Nas últimas 24 horas, o Brasil registrou 5.132 novos focos de incêndio, respondendo por 75,9% das áreas incendiadas em toda a América do Sul, conforme dados do Programa Queimadas do Instituto Nacional de Pesquisas Espaciais (Inpe).
O bioma Cerrado, em particular, tem visto um aumento significativo nos incêndios, superando a Amazônia em termos de áreas afetadas. Somente entre ontem (9) e hoje, foram registrados 2.489 focos de incêndio no Cerrado.
Ane Alencar, diretora do Instituto de Pesquisa Ambiental da Amazônia (Ipam) e uma autoridade no estudo de incêndios, manifesta grande preocupação com a situação. Ela destaca que o avanço das chamas está ocorrendo antes do previsto para o período crítico de queimadas. “Estamos enfrentando uma situação extremamente difícil e incerta. Esperamos que não se repita o cenário do final do ano passado, quando a situação na Amazônia piorou em outubro e a chuva só começou em janeiro. Estou muito apreensiva com o que acontecerá após setembro.”
Nos primeiros dias de setembro, o número de focos de incêndio no país já ultrapassou o dobro do registrado em 2023. Em apenas dez dias, foram identificados 37.492 focos, comparados aos 15.613 no mesmo período do ano passado.
Ane Alencar acredita que a intensificação dos incêndios deste ano se deve a uma combinação de fatores, incluindo o segundo ano de El Niño, o fenômeno La Niña, o aquecimento global e a ação humana. “Embora o Brasil já tenha enfrentado secas severas em diversas regiões, é raro ver vários biomas afetados ao mesmo tempo.
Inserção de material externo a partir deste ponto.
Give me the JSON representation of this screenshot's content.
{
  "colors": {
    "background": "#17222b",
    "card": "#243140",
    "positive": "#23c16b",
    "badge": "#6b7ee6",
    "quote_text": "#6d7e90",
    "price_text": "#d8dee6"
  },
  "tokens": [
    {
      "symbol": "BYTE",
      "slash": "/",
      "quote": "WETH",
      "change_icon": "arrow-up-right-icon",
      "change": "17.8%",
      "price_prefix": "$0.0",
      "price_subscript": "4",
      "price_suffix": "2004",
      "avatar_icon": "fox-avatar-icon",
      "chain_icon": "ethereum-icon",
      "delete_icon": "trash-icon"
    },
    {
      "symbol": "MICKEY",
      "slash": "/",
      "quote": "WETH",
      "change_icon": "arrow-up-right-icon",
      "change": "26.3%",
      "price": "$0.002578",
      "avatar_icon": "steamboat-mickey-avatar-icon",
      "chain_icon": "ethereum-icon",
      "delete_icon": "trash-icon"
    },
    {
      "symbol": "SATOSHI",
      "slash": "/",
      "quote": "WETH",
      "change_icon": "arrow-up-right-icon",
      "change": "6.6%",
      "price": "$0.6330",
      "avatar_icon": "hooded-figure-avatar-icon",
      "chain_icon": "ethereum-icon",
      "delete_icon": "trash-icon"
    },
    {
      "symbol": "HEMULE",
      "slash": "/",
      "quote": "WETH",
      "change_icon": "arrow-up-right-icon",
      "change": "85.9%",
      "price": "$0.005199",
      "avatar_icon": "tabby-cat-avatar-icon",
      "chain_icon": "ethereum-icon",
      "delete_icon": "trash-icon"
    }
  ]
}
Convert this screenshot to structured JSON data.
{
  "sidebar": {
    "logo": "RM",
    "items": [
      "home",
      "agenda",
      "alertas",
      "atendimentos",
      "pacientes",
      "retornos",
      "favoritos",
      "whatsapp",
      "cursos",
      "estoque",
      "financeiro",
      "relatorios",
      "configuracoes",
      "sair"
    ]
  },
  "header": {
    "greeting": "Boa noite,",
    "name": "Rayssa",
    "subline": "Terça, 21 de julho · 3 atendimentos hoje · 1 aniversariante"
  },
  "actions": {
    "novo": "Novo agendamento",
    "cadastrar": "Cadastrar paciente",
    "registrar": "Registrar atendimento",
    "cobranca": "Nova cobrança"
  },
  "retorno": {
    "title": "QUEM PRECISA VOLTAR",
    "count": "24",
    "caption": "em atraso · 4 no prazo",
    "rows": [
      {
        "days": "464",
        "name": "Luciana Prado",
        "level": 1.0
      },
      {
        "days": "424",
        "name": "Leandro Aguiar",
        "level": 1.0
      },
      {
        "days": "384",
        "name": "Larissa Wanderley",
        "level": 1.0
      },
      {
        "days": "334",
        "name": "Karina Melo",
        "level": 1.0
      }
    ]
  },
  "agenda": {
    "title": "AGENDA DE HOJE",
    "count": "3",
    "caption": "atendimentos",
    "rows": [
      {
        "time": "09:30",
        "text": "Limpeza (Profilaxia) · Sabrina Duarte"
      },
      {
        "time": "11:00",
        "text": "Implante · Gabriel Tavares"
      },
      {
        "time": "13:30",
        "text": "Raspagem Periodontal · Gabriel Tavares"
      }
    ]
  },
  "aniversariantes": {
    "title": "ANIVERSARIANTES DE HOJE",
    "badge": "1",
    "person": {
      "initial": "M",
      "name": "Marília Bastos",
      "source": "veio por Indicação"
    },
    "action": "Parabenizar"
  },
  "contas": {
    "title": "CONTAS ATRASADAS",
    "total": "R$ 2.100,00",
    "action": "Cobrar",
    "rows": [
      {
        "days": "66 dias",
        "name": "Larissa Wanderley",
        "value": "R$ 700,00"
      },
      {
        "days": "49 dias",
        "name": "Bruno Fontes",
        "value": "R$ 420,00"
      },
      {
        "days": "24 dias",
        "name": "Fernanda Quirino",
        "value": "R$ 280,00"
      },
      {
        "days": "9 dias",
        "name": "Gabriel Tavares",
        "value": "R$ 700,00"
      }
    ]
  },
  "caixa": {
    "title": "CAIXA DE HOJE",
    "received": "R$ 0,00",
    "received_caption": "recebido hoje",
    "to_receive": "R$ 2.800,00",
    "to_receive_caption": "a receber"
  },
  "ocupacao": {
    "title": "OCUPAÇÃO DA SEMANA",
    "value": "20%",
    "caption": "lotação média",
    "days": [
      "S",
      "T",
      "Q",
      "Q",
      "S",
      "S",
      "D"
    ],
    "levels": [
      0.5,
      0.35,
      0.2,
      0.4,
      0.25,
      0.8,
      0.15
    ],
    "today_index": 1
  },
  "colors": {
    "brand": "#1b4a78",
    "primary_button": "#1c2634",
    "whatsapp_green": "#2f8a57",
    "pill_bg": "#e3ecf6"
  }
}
Estamos diante de uma verdadeira ‘tempestade perfeita’, onde o clima agrava a propagação do fogo causado pelas queimadas”, afirma.
Além dos impactos na Amazônia e no Pantanal, o estado de São Paulo também está em situação crítica. No Cerrado, duas importantes unidades de conservação estão sendo afetadas. No Parque Nacional da Chapada dos Veadeiros, em Goiás, 10 mil hectares foram consumidos pelas chamas, enquanto em Mato Grosso, que lidera o número de focos de incêndio, o Instituto Chico Mendes de Conservação da Biodiversidade (ICMBio) interditou temporariamente pontos turísticos da unidade. No entanto, a Parquetur, responsável pela gestão das unidades de conservação, informou que as atrações turísticas em Goiás não foram interditadas, pois o incêndio está em uma área que não compromete as zonas de visitação.
Apesar de a seca contribuir para problemas econômicos e ambientais, como o isolamento de comunidades e a mortalidade de espécies, ela não é a causa direta dos incêndios. A pesquisadora explica que o fogo é geralmente iniciado por ações humanas, como o uso de queimadas para renovação de pastagens e desmatamento.
O aumento dos incêndios também está afetando a qualidade do ar e a saúde pública. O Ministério da Saúde ativou a Força Nacional do Sistema Único de Saúde (FN-SUS) para ajudar a mitigar os efeitos das queimadas. Ane Alencar aponta que os impactos vão além da saúde, abrangendo a economia, a biodiversidade e o bem-estar geral. “Os incêndios provocam perda de biodiversidade, reduzem a capacidade de recuperação das áreas queimadas e afetam serviços ecossistêmicos, como a disponibilidade de água e a retenção de carbono. Além disso, as florestas desempenham um papel crucial no conforto térmico.”
Apesar das restrições ao uso do fogo em muitas áreas afetadas, a especialista acredita que é essencial aumentar a conscientização pública. “Para enfrentar essa crise, as ações governamentais, sejam federais, estaduais ou municipais, não serão suficientes sem o engajamento da sociedade”, conclui.